Однако снование немецких автомашин в обоих направлениях не уменьшилось, а как будто даже возросло, нервозней стало, что тоже беспокоило; по верхам их тоже гулял, завихряясь белой пеленою, снег, ветром раздуваемый.
Впереди, между тем расплылись очертания седой деревни. И когда придвинулись к ней ближе, строй вконец сломался: передние внезапно бросились к обледенелому колодцу, а за ними – остальные. Бабы, дети, старики – все падали, скользя, спотыкаясь и ползя, и отталкивали друг друга, и кричали так обезумело:
– Пить! Дайте же попить! Дайте же воды! Воды!
Только немцы-конвоиры и солдаты, оказавшиеся здесь, по каким-то своим соображения не подпускали никого к колодцу – и отпихивали всех прикладами от него. В сутолоке они застрелили женщину какую-то. Упала та на желтоватый лед бугристый. Кто-то зарыдал. И тут осаждавшие колодец поотхлынули назад, затихли; строй собрался в лихорадке, двинулся и загудел опять, ропща: да доколе ж это будет так? Куда ж гонят нелюди? Что им нужно? Снова человека застрелили. Бога не боятся, хотя верующими себя мнят. Божатся, что голуби они.

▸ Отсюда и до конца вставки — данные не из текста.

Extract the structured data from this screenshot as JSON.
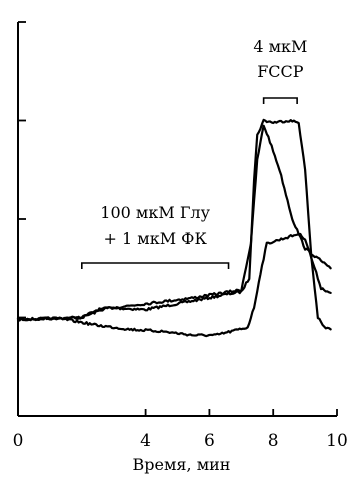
{
  "chart_data": {
    "type": "line",
    "xlabel": "Время, мин",
    "ylabel": "",
    "title": "",
    "xlim": [
      0,
      10
    ],
    "ylim": [
      0,
      4
    ],
    "x_ticks": [
      0,
      4,
      6,
      8,
      10
    ],
    "x_tick_labels": [
      "0",
      "4",
      "6",
      "8",
      "10"
    ],
    "y_ticks": [
      1,
      2,
      3,
      4
    ],
    "grid": false,
    "annotations": [
      {
        "id": "glu",
        "lines": [
          "100 мкМ Глу",
          "+ 1 мкМ ФК"
        ],
        "x_start": 2.0,
        "x_end": 6.6
      },
      {
        "id": "fccp",
        "lines": [
          "4 мкМ",
          "FCCP"
        ],
        "x_start": 7.7,
        "x_end": 8.75
      }
    ],
    "series": [
      {
        "x": [
          0,
          1,
          2,
          2.8,
          4,
          5,
          6,
          6.6,
          7.0,
          7.25,
          7.4,
          7.5,
          7.7,
          8.0,
          8.5,
          8.8,
          9.0,
          9.2,
          9.4,
          9.6,
          9.8
        ],
        "y": [
          0.98,
          0.99,
          1.0,
          1.1,
          1.08,
          1.14,
          1.2,
          1.24,
          1.26,
          1.4,
          2.4,
          2.85,
          3.0,
          2.98,
          3.0,
          2.98,
          2.5,
          1.6,
          1.0,
          0.9,
          0.88
        ]
      },
      {
        "x": [
          0,
          1,
          2,
          2.5,
          3.5,
          4.5,
          5.5,
          6.6,
          7.0,
          7.3,
          7.5,
          7.7,
          7.85,
          8.2,
          8.6,
          9.0,
          9.4,
          9.8
        ],
        "y": [
          0.98,
          0.99,
          1.0,
          1.08,
          1.12,
          1.16,
          1.2,
          1.26,
          1.28,
          1.75,
          2.6,
          2.95,
          2.83,
          2.5,
          2.0,
          1.7,
          1.6,
          1.5
        ]
      },
      {
        "x": [
          0,
          1,
          1.5,
          2.5,
          3.5,
          4.5,
          5.5,
          6.2,
          6.7,
          7.2,
          7.4,
          7.6,
          7.8,
          8.3,
          8.8,
          9.0,
          9.3,
          9.5,
          9.8
        ],
        "y": [
          0.98,
          0.99,
          0.98,
          0.92,
          0.88,
          0.86,
          0.82,
          0.82,
          0.86,
          0.9,
          1.1,
          1.45,
          1.75,
          1.8,
          1.85,
          1.8,
          1.5,
          1.3,
          1.25
        ]
      }
    ]
  }
}
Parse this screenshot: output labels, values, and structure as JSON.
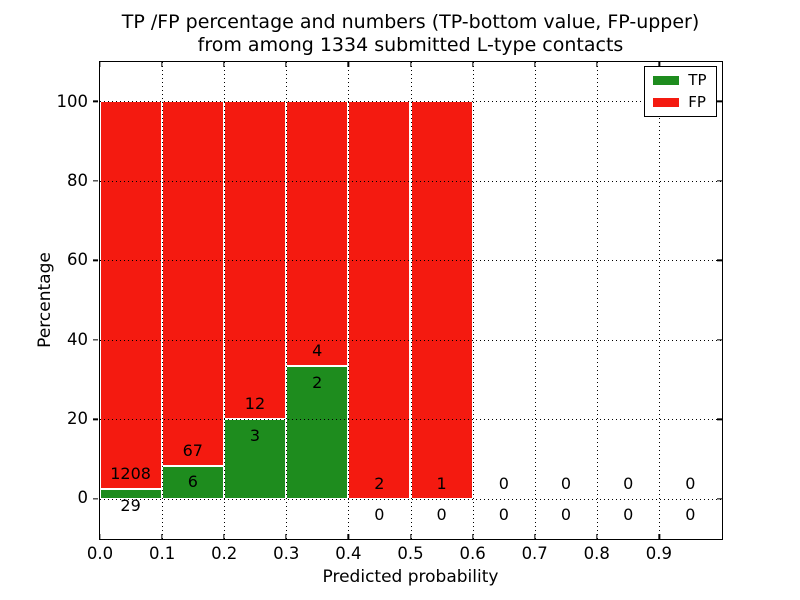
{
  "figure": {
    "title_line1": "TP /FP percentage and numbers (TP-bottom value, FP-upper)",
    "title_line2": "from among 1334 submitted L-type contacts",
    "xlabel": "Predicted probability",
    "ylabel": "Percentage"
  },
  "legend": {
    "position": "upper right",
    "entries": [
      {
        "label": "TP",
        "color": "#1e8c1e"
      },
      {
        "label": "FP",
        "color": "#f41a10"
      }
    ]
  },
  "chart_data": {
    "type": "bar",
    "stacked": true,
    "title": "TP /FP percentage and numbers (TP-bottom value, FP-upper)\nfrom among 1334 submitted L-type contacts",
    "xlabel": "Predicted probability",
    "ylabel": "Percentage",
    "total_contacts": 1334,
    "grid": true,
    "grid_style": "dotted",
    "legend_position": "upper right",
    "xlim": [
      0.0,
      1.0
    ],
    "ylim": [
      -10,
      110
    ],
    "x_ticks": [
      "0.0",
      "0.1",
      "0.2",
      "0.3",
      "0.4",
      "0.5",
      "0.6",
      "0.7",
      "0.8",
      "0.9"
    ],
    "y_ticks": [
      0,
      20,
      40,
      60,
      80,
      100
    ],
    "colors": {
      "tp": "#1e8c1e",
      "fp": "#f41a10",
      "bar_edge": "#ffffff"
    },
    "series_note": "bars stacked to 100%: TP percentage on bottom (green), FP percentage on top (red); numeric annotations show raw counts (TP below green top, FP above green top)",
    "bins": [
      {
        "x_start": 0.0,
        "x_end": 0.1,
        "tp": 29,
        "fp": 1208
      },
      {
        "x_start": 0.1,
        "x_end": 0.2,
        "tp": 6,
        "fp": 67
      },
      {
        "x_start": 0.2,
        "x_end": 0.3,
        "tp": 3,
        "fp": 12
      },
      {
        "x_start": 0.3,
        "x_end": 0.4,
        "tp": 2,
        "fp": 4
      },
      {
        "x_start": 0.4,
        "x_end": 0.5,
        "tp": 0,
        "fp": 2
      },
      {
        "x_start": 0.5,
        "x_end": 0.6,
        "tp": 0,
        "fp": 1
      },
      {
        "x_start": 0.6,
        "x_end": 0.7,
        "tp": 0,
        "fp": 0
      },
      {
        "x_start": 0.7,
        "x_end": 0.8,
        "tp": 0,
        "fp": 0
      },
      {
        "x_start": 0.8,
        "x_end": 0.9,
        "tp": 0,
        "fp": 0
      },
      {
        "x_start": 0.9,
        "x_end": 1.0,
        "tp": 0,
        "fp": 0
      }
    ]
  }
}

Поля вся бурлила от негодования.
Анна тоже все-таки, хоть и маловероятною была надежда на ночлег и отдых, ни за что не верила в возможное, что это было теперь именно с ними и что кому-то было очень нужно для чего-то гнать и гнать безостановочно жителей, выдохшихся, загнанных. Какой такой резон? Зачем? Немецкие солдаты сами уже разуверены в своем могуществе, в победе – и не победить в этой войне, что бы они ни делали и ни делают еще. Так что ж? Или, может, так срабатывает по инерции механизм их действий подобно тому, как разбежавшийся за мячом в игре футболист по инерции выбегает за пределы очерченного поля и все-таки с запозданием заносит ногу и страшно бьет по мячу, прекрасно понимая, что поздно бьет?

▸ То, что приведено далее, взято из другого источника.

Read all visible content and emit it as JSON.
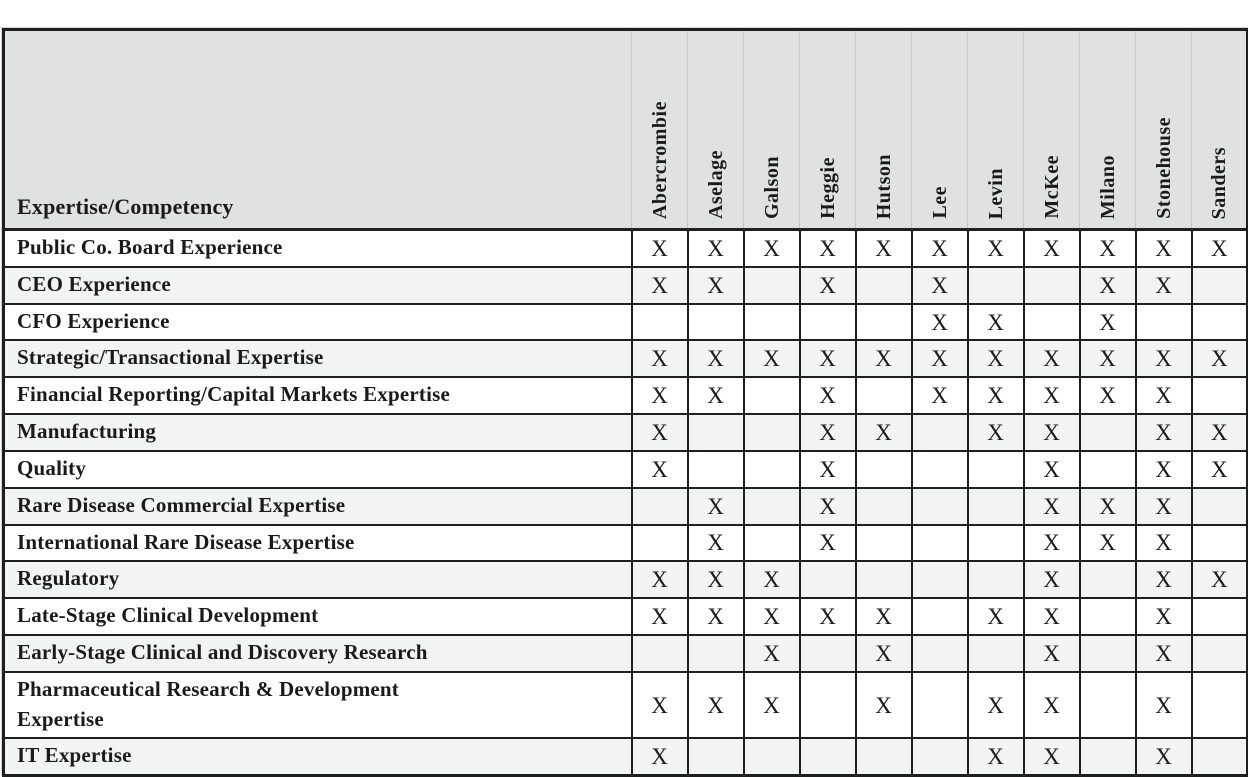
{
  "colors": {
    "border": "#1f1f1f",
    "header_bg": "#e0e1e1",
    "row_bg": "#ffffff",
    "row_alt_bg": "#f2f3f3",
    "text": "#1a1a1a"
  },
  "chart_data": {
    "type": "table",
    "corner_header": "Expertise/Competency",
    "mark_symbol": "X",
    "columns": [
      "Abercrombie",
      "Aselage",
      "Galson",
      "Heggie",
      "Hutson",
      "Lee",
      "Levin",
      "McKee",
      "Milano",
      "Stonehouse",
      "Sanders"
    ],
    "rows": [
      {
        "label": "Public Co. Board Experience",
        "marks": [
          1,
          1,
          1,
          1,
          1,
          1,
          1,
          1,
          1,
          1,
          1
        ]
      },
      {
        "label": "CEO Experience",
        "marks": [
          1,
          1,
          0,
          1,
          0,
          1,
          0,
          0,
          1,
          1,
          0
        ]
      },
      {
        "label": "CFO Experience",
        "marks": [
          0,
          0,
          0,
          0,
          0,
          1,
          1,
          0,
          1,
          0,
          0
        ]
      },
      {
        "label": "Strategic/Transactional Expertise",
        "marks": [
          1,
          1,
          1,
          1,
          1,
          1,
          1,
          1,
          1,
          1,
          1
        ]
      },
      {
        "label": "Financial Reporting/Capital Markets Expertise",
        "marks": [
          1,
          1,
          0,
          1,
          0,
          1,
          1,
          1,
          1,
          1,
          0
        ]
      },
      {
        "label": "Manufacturing",
        "marks": [
          1,
          0,
          0,
          1,
          1,
          0,
          1,
          1,
          0,
          1,
          1
        ]
      },
      {
        "label": "Quality",
        "marks": [
          1,
          0,
          0,
          1,
          0,
          0,
          0,
          1,
          0,
          1,
          1
        ]
      },
      {
        "label": "Rare Disease Commercial Expertise",
        "marks": [
          0,
          1,
          0,
          1,
          0,
          0,
          0,
          1,
          1,
          1,
          0
        ]
      },
      {
        "label": "International Rare Disease Expertise",
        "marks": [
          0,
          1,
          0,
          1,
          0,
          0,
          0,
          1,
          1,
          1,
          0
        ]
      },
      {
        "label": "Regulatory",
        "marks": [
          1,
          1,
          1,
          0,
          0,
          0,
          0,
          1,
          0,
          1,
          1
        ]
      },
      {
        "label": "Late-Stage Clinical Development",
        "marks": [
          1,
          1,
          1,
          1,
          1,
          0,
          1,
          1,
          0,
          1,
          0
        ]
      },
      {
        "label": "Early-Stage Clinical and Discovery Research",
        "marks": [
          0,
          0,
          1,
          0,
          1,
          0,
          0,
          1,
          0,
          1,
          0
        ]
      },
      {
        "label": "Pharmaceutical Research & Development\nExpertise",
        "marks": [
          1,
          1,
          1,
          0,
          1,
          0,
          1,
          1,
          0,
          1,
          0
        ]
      },
      {
        "label": "IT Expertise",
        "marks": [
          1,
          0,
          0,
          0,
          0,
          0,
          1,
          1,
          0,
          1,
          0
        ]
      }
    ]
  }
}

Но Анна еще не знала (как и не знал никто из них), что до самого даже смертельного часа фашистской Германии палачи-нацисты еще не умертвили в адских лагерях смерти те двенадцать миллионов человек, включая маленьких детей, не сняли всех золотых коронок с их зубов, не срезали волосы и кожу, не сварили мыло, не рассортировали по полкам их обувь, их детские горшочки и еще не озолотили тем Германию. Чудовищный заведенный конвейер этот крутился вовсю, безостановочно крутились его колеса – передачи, и туда-то нацисты гнали-перегоняли всех выселенцев, в том числе и Анну с детьми – с последующей доставкой по железной дороге.
Дальше – знак плохой – закрутило совсем по-вчерашнему; опять ветер, продувая встреч и сыпля в лицо вязко валившимся снегом, мешал продвижению вперед, куда гнали, и изматывал сильней.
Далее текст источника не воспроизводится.